In the days of 78 rpm shellac gramophone discs, each of which might run for up to, say, 4 minutes, the chances of any company putting the complete Cimarosa sonatas on records would have been remote.  In the early decades of the 20th century, many, if not most, families might have possessed a very small record collection. Used again and again, dust and other detritus would settle in the groove to provide an extraneous repertoire of hisses, crackles and pops, all accepted in those days as part of the miracle of being able to turn on music at any time of the day or night. And when wind-up gramophones gave way to electrically powered turntables, it seemed as if the ultimate way of experiencing recorded music had arrived.


Along the way, LP records, then cassette tapes, were touted as the ultimate in music-reproduction finesse and unlikely ever to be surpassed. The LP, in particular, was rich in possibility in that, for the first time, one could listen, uninterrupted, to, say, half a symphony before needing to put the flipside on the turntable. It was this that paved the way to current conditions where compact discs, with their significantly longer run-times, rule the roost, with recordings that provide uninterrupted listening of an hour or even more – as on this CD which contains just under 67 minutes’ worth of keyboard music.


But while CDs are the currently the favoured means for recording works of great length, it is only for the present. Doubtless in some laboratory or perhaps a shed in a suburban backyard somewhere, the next generation of recording techniques is about to be born, to be hailed as the ultimate until it, too, is overtaken by some other electronic miracle.
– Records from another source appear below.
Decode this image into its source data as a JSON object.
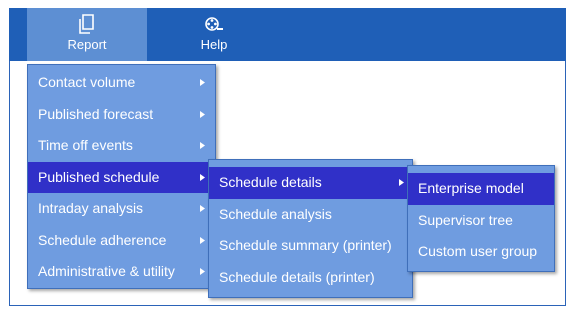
{
  "menubar": {
    "report_label": "Report",
    "help_label": "Help"
  },
  "report_menu": {
    "items": [
      {
        "label": "Contact volume",
        "has_submenu": true
      },
      {
        "label": "Published forecast",
        "has_submenu": true
      },
      {
        "label": "Time off events",
        "has_submenu": true
      },
      {
        "label": "Published schedule",
        "has_submenu": true,
        "active": true
      },
      {
        "label": "Intraday analysis",
        "has_submenu": true
      },
      {
        "label": "Schedule adherence",
        "has_submenu": true
      },
      {
        "label": "Administrative & utility",
        "has_submenu": true
      }
    ]
  },
  "schedule_menu": {
    "items": [
      {
        "label": "Schedule details",
        "has_submenu": true,
        "active": true
      },
      {
        "label": "Schedule analysis"
      },
      {
        "label": "Schedule summary (printer)"
      },
      {
        "label": "Schedule details (printer)"
      }
    ]
  },
  "details_menu": {
    "items": [
      {
        "label": "Enterprise model",
        "active": true
      },
      {
        "label": "Supervisor tree"
      },
      {
        "label": "Custom user group"
      }
    ]
  },
  "colors": {
    "menubar_bg": "#1f5fb7",
    "report_active_bg": "#5d8fd3",
    "menu_bg": "#6f9ce0",
    "menu_active_bg": "#3030c8",
    "text": "#ffffff"
  },
  "icons": {
    "report": "document-copy-icon",
    "help": "film-reel-icon",
    "submenu": "chevron-right-icon"
  }
}
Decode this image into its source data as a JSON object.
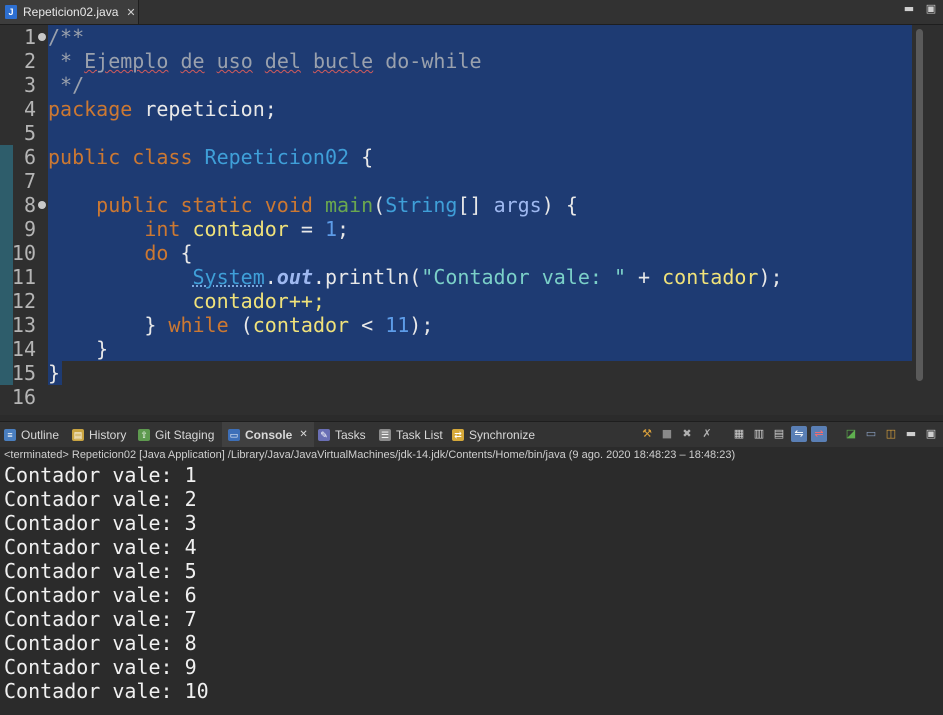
{
  "editor_tab": {
    "title": "Repeticion02.java",
    "close": "✕"
  },
  "window_buttons": {
    "minimize": "▬",
    "maximize": "▣"
  },
  "code": {
    "line_numbers": [
      "1",
      "2",
      "3",
      "4",
      "5",
      "6",
      "7",
      "8",
      "9",
      "10",
      "11",
      "12",
      "13",
      "14",
      "15",
      "16"
    ],
    "l1": "/**",
    "l2_a": " * ",
    "l2_b": "Ejemplo",
    "l2_c": " ",
    "l2_d": "de",
    "l2_e": " ",
    "l2_f": "uso",
    "l2_g": " ",
    "l2_h": "del",
    "l2_i": " ",
    "l2_j": "bucle",
    "l2_k": " do-while",
    "l3": " */",
    "l4_kw": "package",
    "l4_rest": " repeticion;",
    "l6_kw": "public class",
    "l6_cls": "Repeticion02",
    "l6_rest": " {",
    "l8_kw": "public static void",
    "l8_mth": "main",
    "l8_p1": "(",
    "l8_typ": "String",
    "l8_p2": "[] ",
    "l8_prm": "args",
    "l8_p3": ") {",
    "l9_kw": "int",
    "l9_var": "contador",
    "l9_eq": " = ",
    "l9_num": "1",
    "l9_end": ";",
    "l10_kw": "do",
    "l10_rest": " {",
    "l11_sys": "System",
    "l11_dot": ".",
    "l11_out": "out",
    "l11_m": ".println(",
    "l11_str": "\"Contador vale: \"",
    "l11_plus": " + ",
    "l11_var": "contador",
    "l11_end": ");",
    "l12": "contador++;",
    "l13_a": "} ",
    "l13_kw": "while",
    "l13_b": " (",
    "l13_var": "contador",
    "l13_c": " < ",
    "l13_num": "11",
    "l13_d": ");",
    "l14": "}",
    "l15": "}"
  },
  "views": {
    "tabs": [
      {
        "label": "Outline",
        "icon": "outline-icon"
      },
      {
        "label": "History",
        "icon": "history-icon"
      },
      {
        "label": "Git Staging",
        "icon": "git-staging-icon"
      },
      {
        "label": "Console",
        "icon": "console-icon",
        "close": "✕"
      },
      {
        "label": "Tasks",
        "icon": "tasks-icon"
      },
      {
        "label": "Task List",
        "icon": "task-list-icon"
      },
      {
        "label": "Synchronize",
        "icon": "synchronize-icon"
      }
    ]
  },
  "console": {
    "header": "<terminated> Repeticion02 [Java Application] /Library/Java/JavaVirtualMachines/jdk-14.jdk/Contents/Home/bin/java  (9 ago. 2020 18:48:23 – 18:48:23)",
    "lines": [
      "Contador vale: 1",
      "Contador vale: 2",
      "Contador vale: 3",
      "Contador vale: 4",
      "Contador vale: 5",
      "Contador vale: 6",
      "Contador vale: 7",
      "Contador vale: 8",
      "Contador vale: 9",
      "Contador vale: 10"
    ]
  },
  "colors": {
    "selection": "#1e3b73",
    "keyword": "#cc7832",
    "class": "#3f9fd8",
    "method": "#6aa84f",
    "variable": "#f0e27a",
    "number": "#5d9ce8",
    "string": "#7bd0c8"
  }
}
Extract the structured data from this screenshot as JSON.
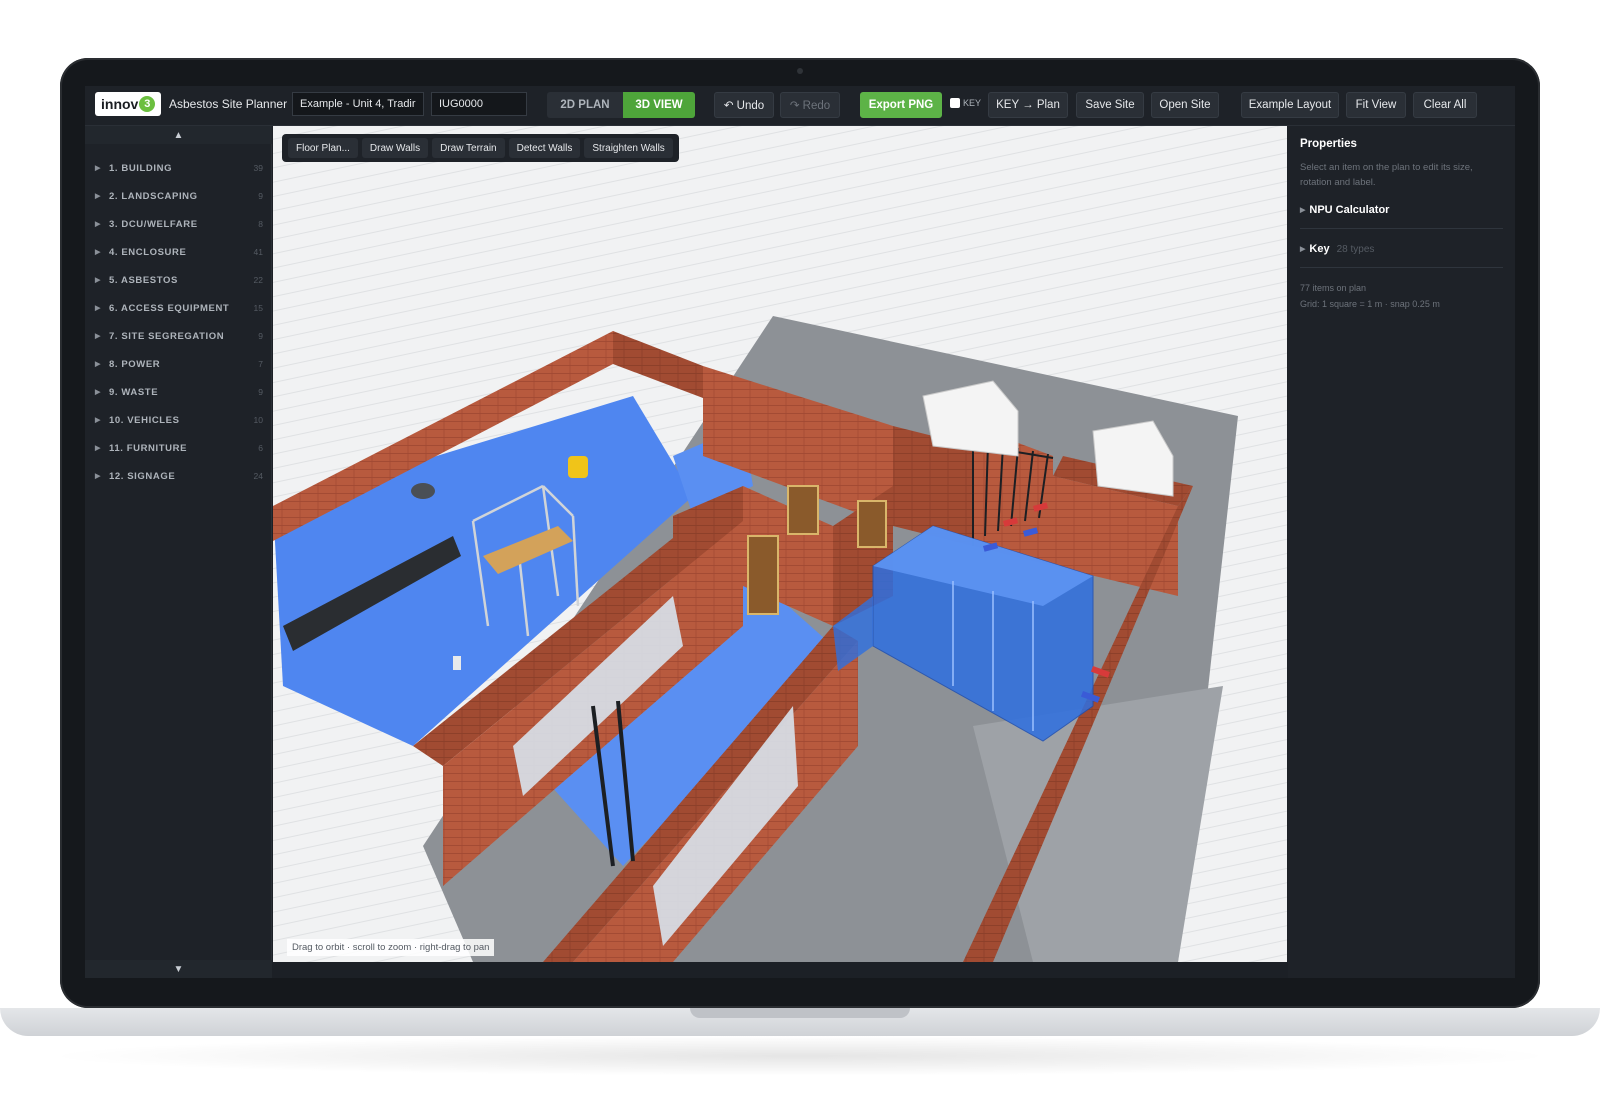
{
  "app": {
    "logo_text": "innov",
    "logo_badge": "3",
    "title": "Asbestos Site Planner",
    "site_name_value": "Example - Unit 4, Tradir",
    "site_code_value": "IUG0000"
  },
  "toolbar": {
    "plan_2d": "2D PLAN",
    "view_3d": "3D VIEW",
    "undo": "↶ Undo",
    "redo": "↷ Redo",
    "export_png": "Export PNG",
    "key_checkbox_label": "KEY",
    "key_to_plan": "KEY → Plan",
    "save_site": "Save Site",
    "open_site": "Open Site",
    "example_layout": "Example Layout",
    "fit_view": "Fit View",
    "clear_all": "Clear All"
  },
  "sidebar": {
    "scroll_up": "▲",
    "scroll_down": "▼",
    "categories": [
      {
        "label": "1. BUILDING",
        "count": "39"
      },
      {
        "label": "2. LANDSCAPING",
        "count": "9"
      },
      {
        "label": "3. DCU/WELFARE",
        "count": "8"
      },
      {
        "label": "4. ENCLOSURE",
        "count": "41"
      },
      {
        "label": "5. ASBESTOS",
        "count": "22"
      },
      {
        "label": "6. ACCESS EQUIPMENT",
        "count": "15"
      },
      {
        "label": "7. SITE SEGREGATION",
        "count": "9"
      },
      {
        "label": "8. POWER",
        "count": "7"
      },
      {
        "label": "9. WASTE",
        "count": "9"
      },
      {
        "label": "10. VEHICLES",
        "count": "10"
      },
      {
        "label": "11. FURNITURE",
        "count": "6"
      },
      {
        "label": "12. SIGNAGE",
        "count": "24"
      }
    ]
  },
  "viewport": {
    "tools": [
      "Floor Plan...",
      "Draw Walls",
      "Draw Terrain",
      "Detect Walls",
      "Straighten Walls"
    ],
    "hint": "Drag to orbit · scroll to zoom · right-drag to pan"
  },
  "properties": {
    "title": "Properties",
    "help": "Select an item on the plan to edit its size, rotation and label.",
    "npu_calculator": "NPU Calculator",
    "key_label": "Key",
    "key_types": "28 types",
    "items_on_plan": "77 items on plan",
    "grid_info": "Grid: 1 square = 1 m · snap 0.25 m"
  },
  "colors": {
    "accent_green": "#4ea53a",
    "brick": "#b4553a",
    "floor_blue": "#4f86f0",
    "concrete": "#8a8e94"
  }
}
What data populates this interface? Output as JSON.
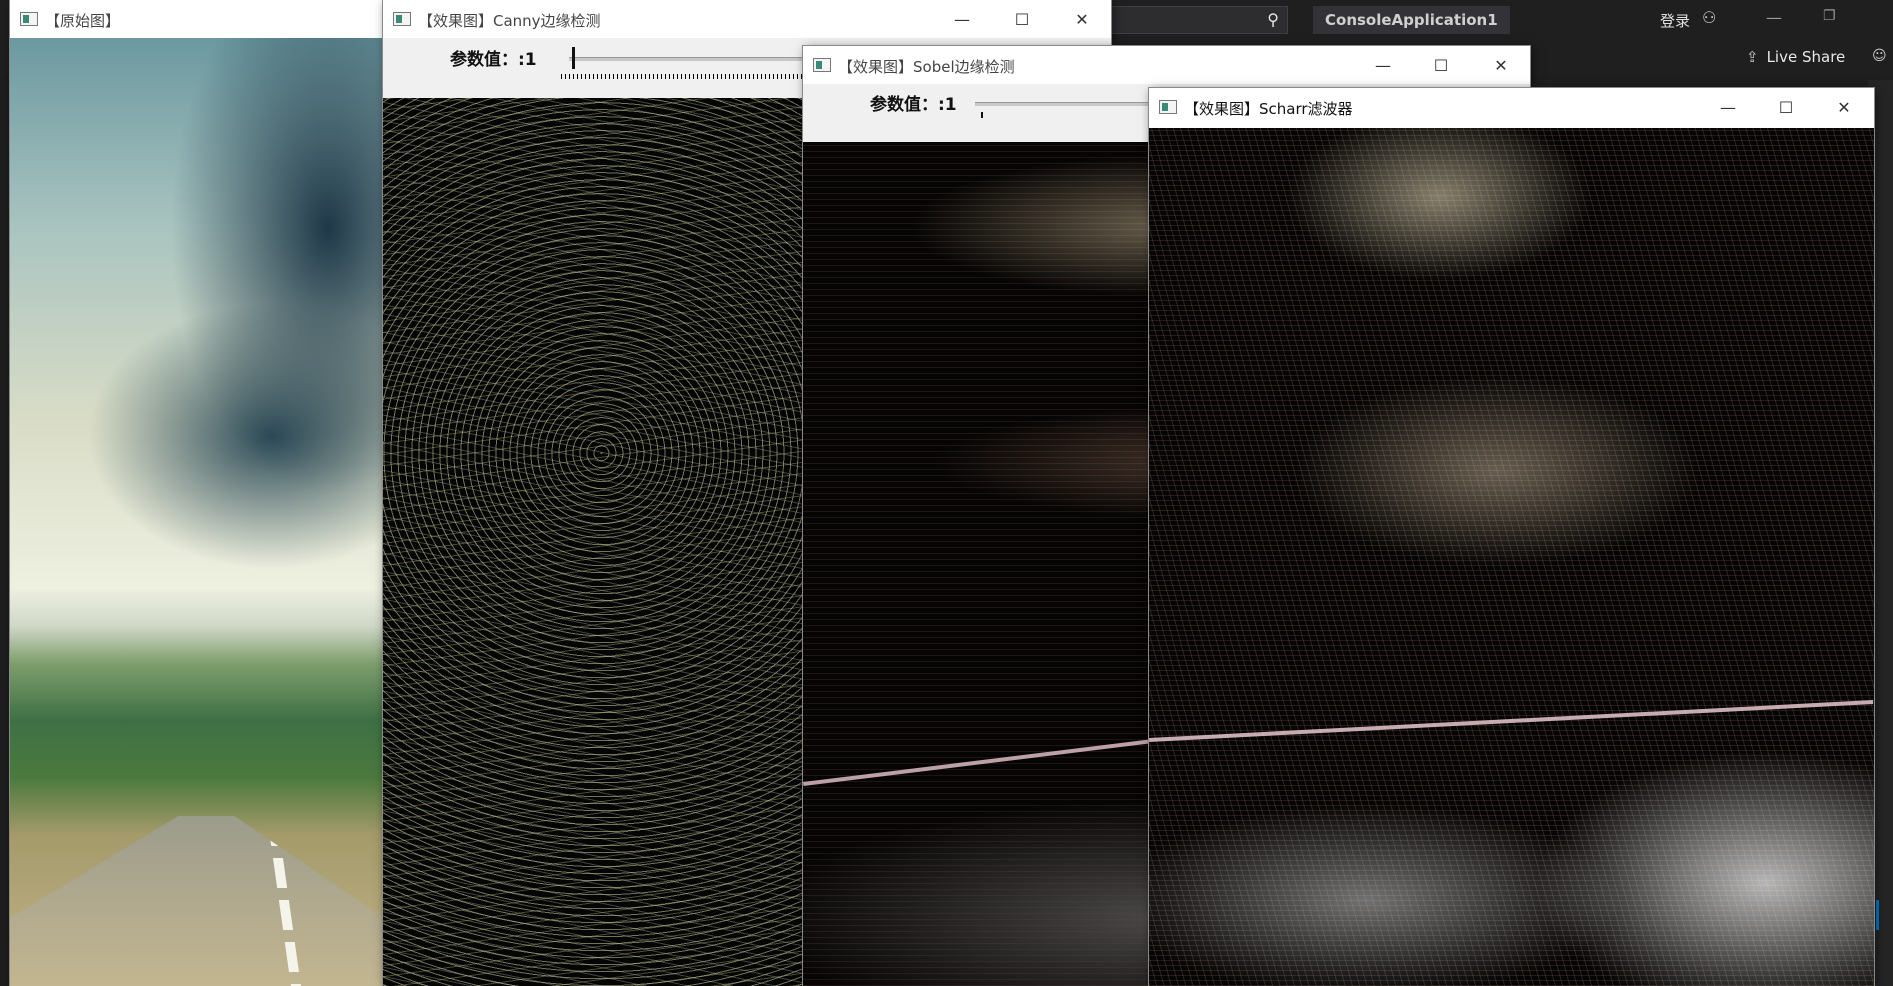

Until that happens – and it will – let’s make the most of compact disc recordings which have opened enticing new vistas for those seeking the rare and the novel. One of the most charm-laden compilations now available is this first volume of Cimarosa sonatas played by Victor Sangiorgio.


There are fifty tracks making up eighteen sonatas, the first of a series devoted to the complete sonatas of Cimarosa. Although the works vary in quality, even the least of them is worth listening to – and a great deal of that attraction derives from the musicality and musicianship that Victor Sangiorgio brings to every moment of this recording.


Sangiorgio is that rarity: a musician who scrupulously avoids interposing himself between composer and listener. In each of these tracks, he allows the music to speak for itself; it is like a golden thread through this compilation.


In the opening movement of the Sonata in A, R2 Sangiorgio is rivetingly brilliant.

Contrasting tonal colours are a feature of the second movement which leads into a gracefully stated finale. In Sonata in D, R3 (most of this compilation is in the major mode) busily nimble, buoyant note streams give way to fanfare-like figurations and a finale with an impeccably stated left hand line.  And the gigue with which Sonata in D, R5 draws to a close is a model of clarity and refulgent sound.


Whilst these works are, for the most part, eminently listenable, they are not of any particular depth or profundity. So it is immensely to the credit of Victor Sangiorgio that his interpretations are so finely realised that, for the duration of most of these little works, the sonatas sound more significant than they in fact are – and that represents a very considerable feat of musicianship.


There’s much musical finesse here. Savour it: there’s more to come from Sangiorgio – and from Naxos which does invaluable work in placing largely forgotten music such as this on compact disc.